I'll add to that from the car dealers' perspective.
We employ 140,000 employees across the country and we have not experienced job losses yet. Speaking to your earlier analysis, last year we were tracking for one of the best years in automotive history, and right up until November it looked as if we could have had the best ever; then things fell off a cliff. November is when the signal really started to hit that the liquidity crisis was going to grind things to an absolute halt, and that's what we've seen. Dealers are proactively shifting resources around to their used car operations and their service operations, so we haven't had to go through those employment cuts. I think you're going to see dealers try to be as imaginative as they can be in those areas.
One of the tragic things you have to consider is how all of these things relate among the manufacturers, the parts makers, and the dealers.
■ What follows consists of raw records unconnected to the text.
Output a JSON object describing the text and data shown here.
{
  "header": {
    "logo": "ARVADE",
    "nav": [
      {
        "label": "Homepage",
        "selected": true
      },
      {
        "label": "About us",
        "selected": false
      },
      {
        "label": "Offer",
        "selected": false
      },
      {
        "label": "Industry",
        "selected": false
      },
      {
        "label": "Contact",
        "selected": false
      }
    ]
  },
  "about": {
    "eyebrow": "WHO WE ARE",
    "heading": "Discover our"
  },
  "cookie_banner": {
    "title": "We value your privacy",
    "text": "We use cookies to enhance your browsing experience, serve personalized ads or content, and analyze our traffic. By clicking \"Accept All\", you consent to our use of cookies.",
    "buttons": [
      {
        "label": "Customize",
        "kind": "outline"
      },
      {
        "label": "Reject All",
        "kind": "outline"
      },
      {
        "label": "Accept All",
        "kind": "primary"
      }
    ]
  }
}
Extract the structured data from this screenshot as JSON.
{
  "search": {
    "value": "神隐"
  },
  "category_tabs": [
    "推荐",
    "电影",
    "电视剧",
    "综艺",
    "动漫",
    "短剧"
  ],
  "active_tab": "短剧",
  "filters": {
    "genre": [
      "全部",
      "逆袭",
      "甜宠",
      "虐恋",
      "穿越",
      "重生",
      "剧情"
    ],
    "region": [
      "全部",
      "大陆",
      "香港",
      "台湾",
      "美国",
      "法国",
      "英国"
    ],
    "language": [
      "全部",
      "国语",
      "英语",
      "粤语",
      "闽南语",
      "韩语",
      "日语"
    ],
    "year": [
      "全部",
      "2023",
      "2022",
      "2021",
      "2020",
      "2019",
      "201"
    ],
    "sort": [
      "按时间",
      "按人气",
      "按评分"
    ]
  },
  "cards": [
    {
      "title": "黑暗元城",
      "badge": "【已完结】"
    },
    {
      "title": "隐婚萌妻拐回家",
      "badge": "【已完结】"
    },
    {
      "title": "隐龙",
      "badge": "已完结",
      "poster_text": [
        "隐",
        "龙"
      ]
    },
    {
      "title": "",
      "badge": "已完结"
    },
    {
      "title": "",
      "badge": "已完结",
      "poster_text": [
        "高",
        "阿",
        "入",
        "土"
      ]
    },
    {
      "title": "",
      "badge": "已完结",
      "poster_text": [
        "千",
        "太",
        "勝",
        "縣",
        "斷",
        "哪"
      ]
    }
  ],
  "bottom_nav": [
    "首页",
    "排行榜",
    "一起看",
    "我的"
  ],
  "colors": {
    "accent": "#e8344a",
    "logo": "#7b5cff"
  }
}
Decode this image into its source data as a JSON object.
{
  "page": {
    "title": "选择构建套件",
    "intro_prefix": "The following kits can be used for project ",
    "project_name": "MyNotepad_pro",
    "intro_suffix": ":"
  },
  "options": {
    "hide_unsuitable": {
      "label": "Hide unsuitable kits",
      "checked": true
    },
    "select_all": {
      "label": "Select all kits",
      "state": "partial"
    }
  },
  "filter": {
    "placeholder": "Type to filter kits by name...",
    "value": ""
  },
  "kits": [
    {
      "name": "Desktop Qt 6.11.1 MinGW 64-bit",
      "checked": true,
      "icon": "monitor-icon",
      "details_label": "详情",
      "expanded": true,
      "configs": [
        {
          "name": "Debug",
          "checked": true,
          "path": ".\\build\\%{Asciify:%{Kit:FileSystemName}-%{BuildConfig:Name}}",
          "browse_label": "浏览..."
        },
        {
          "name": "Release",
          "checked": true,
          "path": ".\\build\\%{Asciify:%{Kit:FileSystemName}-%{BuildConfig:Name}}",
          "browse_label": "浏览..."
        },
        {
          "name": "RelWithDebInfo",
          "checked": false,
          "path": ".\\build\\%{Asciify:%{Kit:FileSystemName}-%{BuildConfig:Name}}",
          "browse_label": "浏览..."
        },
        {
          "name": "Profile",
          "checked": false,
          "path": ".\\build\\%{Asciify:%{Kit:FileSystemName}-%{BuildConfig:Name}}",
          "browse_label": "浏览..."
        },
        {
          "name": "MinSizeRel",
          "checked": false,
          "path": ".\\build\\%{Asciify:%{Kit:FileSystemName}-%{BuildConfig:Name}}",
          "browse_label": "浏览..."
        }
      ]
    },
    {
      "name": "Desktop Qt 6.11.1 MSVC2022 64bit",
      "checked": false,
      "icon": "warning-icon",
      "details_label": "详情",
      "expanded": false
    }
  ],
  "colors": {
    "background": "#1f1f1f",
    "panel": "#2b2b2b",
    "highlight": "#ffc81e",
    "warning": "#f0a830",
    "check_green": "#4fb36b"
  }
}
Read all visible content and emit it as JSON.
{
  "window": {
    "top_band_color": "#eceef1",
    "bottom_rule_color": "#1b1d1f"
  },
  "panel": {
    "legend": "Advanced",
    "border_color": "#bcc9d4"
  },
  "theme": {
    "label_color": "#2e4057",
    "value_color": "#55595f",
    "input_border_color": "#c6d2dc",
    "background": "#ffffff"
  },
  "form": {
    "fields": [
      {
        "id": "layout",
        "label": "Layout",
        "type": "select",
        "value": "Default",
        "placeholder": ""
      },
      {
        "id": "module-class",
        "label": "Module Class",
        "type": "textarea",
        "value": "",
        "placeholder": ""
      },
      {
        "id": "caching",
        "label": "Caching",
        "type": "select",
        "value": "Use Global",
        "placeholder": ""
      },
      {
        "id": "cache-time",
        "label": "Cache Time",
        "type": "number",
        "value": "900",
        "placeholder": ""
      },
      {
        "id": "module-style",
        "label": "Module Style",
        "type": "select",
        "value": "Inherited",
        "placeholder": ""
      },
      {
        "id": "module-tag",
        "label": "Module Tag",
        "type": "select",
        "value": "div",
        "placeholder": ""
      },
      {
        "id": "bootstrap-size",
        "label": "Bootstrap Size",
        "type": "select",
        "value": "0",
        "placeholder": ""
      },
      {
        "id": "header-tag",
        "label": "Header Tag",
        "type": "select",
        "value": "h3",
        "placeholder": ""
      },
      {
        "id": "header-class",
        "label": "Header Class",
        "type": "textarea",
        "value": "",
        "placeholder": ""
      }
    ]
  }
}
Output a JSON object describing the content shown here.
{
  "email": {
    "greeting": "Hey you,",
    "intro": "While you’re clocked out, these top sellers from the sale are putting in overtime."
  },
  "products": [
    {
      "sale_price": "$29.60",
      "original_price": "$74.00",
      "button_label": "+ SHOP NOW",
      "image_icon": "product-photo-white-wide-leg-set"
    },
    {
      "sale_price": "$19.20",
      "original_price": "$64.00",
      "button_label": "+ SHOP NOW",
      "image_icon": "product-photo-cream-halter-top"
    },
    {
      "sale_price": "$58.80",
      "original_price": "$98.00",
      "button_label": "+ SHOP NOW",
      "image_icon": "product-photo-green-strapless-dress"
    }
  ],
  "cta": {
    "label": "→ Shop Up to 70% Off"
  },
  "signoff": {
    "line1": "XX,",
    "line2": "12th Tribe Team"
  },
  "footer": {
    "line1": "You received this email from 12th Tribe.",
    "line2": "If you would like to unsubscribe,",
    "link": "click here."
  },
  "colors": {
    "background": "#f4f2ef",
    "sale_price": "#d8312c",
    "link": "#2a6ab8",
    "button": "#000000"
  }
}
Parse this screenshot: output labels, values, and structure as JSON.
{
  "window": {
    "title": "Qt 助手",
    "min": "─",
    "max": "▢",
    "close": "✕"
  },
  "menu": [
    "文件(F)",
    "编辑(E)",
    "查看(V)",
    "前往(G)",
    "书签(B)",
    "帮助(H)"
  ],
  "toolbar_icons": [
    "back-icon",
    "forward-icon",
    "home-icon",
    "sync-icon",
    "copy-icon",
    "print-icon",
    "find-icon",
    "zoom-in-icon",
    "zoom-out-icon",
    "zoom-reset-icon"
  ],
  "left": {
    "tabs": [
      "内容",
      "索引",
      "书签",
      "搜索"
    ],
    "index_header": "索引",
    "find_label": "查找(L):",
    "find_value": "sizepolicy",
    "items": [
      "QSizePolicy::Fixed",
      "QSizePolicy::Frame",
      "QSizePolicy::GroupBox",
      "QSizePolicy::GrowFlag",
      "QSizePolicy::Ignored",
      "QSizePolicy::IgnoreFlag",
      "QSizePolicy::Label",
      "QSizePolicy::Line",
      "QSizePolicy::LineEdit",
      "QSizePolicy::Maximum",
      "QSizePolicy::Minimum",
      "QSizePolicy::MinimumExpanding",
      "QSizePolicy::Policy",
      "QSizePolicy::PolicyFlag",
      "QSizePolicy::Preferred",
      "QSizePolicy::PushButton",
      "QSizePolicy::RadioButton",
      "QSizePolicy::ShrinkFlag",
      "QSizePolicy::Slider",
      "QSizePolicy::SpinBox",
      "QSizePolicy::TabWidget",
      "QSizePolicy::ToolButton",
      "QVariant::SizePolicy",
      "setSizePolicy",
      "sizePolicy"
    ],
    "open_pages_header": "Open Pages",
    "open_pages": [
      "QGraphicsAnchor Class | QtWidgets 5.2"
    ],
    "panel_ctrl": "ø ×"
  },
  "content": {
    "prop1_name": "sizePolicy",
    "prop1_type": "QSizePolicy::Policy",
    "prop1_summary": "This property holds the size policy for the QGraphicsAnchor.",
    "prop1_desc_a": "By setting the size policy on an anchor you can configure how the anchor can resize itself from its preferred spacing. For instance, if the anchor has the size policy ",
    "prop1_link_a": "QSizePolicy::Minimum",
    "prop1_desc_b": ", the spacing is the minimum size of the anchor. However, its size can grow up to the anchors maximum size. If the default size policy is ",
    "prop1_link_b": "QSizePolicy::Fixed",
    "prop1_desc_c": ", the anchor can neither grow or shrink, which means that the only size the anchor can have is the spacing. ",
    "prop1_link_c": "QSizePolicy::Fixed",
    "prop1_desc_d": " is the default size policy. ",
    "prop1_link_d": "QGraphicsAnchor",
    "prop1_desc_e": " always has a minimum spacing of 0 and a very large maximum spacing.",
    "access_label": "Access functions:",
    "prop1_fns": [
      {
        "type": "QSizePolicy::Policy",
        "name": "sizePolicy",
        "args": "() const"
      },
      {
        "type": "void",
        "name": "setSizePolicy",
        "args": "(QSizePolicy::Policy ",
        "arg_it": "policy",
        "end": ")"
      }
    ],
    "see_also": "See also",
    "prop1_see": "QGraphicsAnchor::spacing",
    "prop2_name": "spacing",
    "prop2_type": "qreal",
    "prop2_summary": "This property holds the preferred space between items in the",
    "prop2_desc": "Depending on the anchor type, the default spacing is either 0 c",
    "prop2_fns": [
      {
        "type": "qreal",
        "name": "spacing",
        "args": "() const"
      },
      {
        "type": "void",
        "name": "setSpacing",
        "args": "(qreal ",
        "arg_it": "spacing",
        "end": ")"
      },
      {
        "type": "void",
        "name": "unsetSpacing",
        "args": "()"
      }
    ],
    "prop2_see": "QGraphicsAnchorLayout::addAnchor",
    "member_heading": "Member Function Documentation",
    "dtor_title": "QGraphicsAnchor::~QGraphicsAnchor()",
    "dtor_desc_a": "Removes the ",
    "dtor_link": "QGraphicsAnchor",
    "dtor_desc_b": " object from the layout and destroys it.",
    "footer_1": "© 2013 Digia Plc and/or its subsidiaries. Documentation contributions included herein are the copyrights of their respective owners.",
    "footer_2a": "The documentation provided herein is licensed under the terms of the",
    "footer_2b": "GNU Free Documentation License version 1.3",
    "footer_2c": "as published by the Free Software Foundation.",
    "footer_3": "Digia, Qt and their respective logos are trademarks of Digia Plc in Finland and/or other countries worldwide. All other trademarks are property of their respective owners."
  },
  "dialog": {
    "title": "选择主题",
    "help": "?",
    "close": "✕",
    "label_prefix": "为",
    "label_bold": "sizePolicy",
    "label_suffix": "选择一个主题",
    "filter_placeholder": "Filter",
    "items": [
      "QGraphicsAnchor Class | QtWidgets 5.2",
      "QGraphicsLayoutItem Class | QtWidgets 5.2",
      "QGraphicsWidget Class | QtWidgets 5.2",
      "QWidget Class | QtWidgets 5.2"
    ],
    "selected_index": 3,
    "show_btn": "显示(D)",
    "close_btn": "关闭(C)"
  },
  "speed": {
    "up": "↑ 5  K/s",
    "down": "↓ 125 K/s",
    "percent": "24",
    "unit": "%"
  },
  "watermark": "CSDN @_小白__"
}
We had a dealer—I won't name him—in the Toronto area who had an order for over 100 vehicles. A customer was coming to him in December asking to do a lease transaction with them, as a fleet lease. They were unable to get financing from their bank to order those vehicles and get them into the hands of consumers, because the banks wouldn't provide the lease financing.
Those are 100 vehicles that the dealer couldn't bring into the showroom to put out on fleet leasing. They couldn't be ordered from the factories, which couldn't order the parts to make it happen. As you get this credit crisis happening, the spin-off effects in terms of job losses is really where things are going to hurt. There is not a day that goes by when we don't get dealers calling begging for credit because the situation is so dire. Even when they're successful operations, they cannot sustain the kind of liquidity demands that are out there.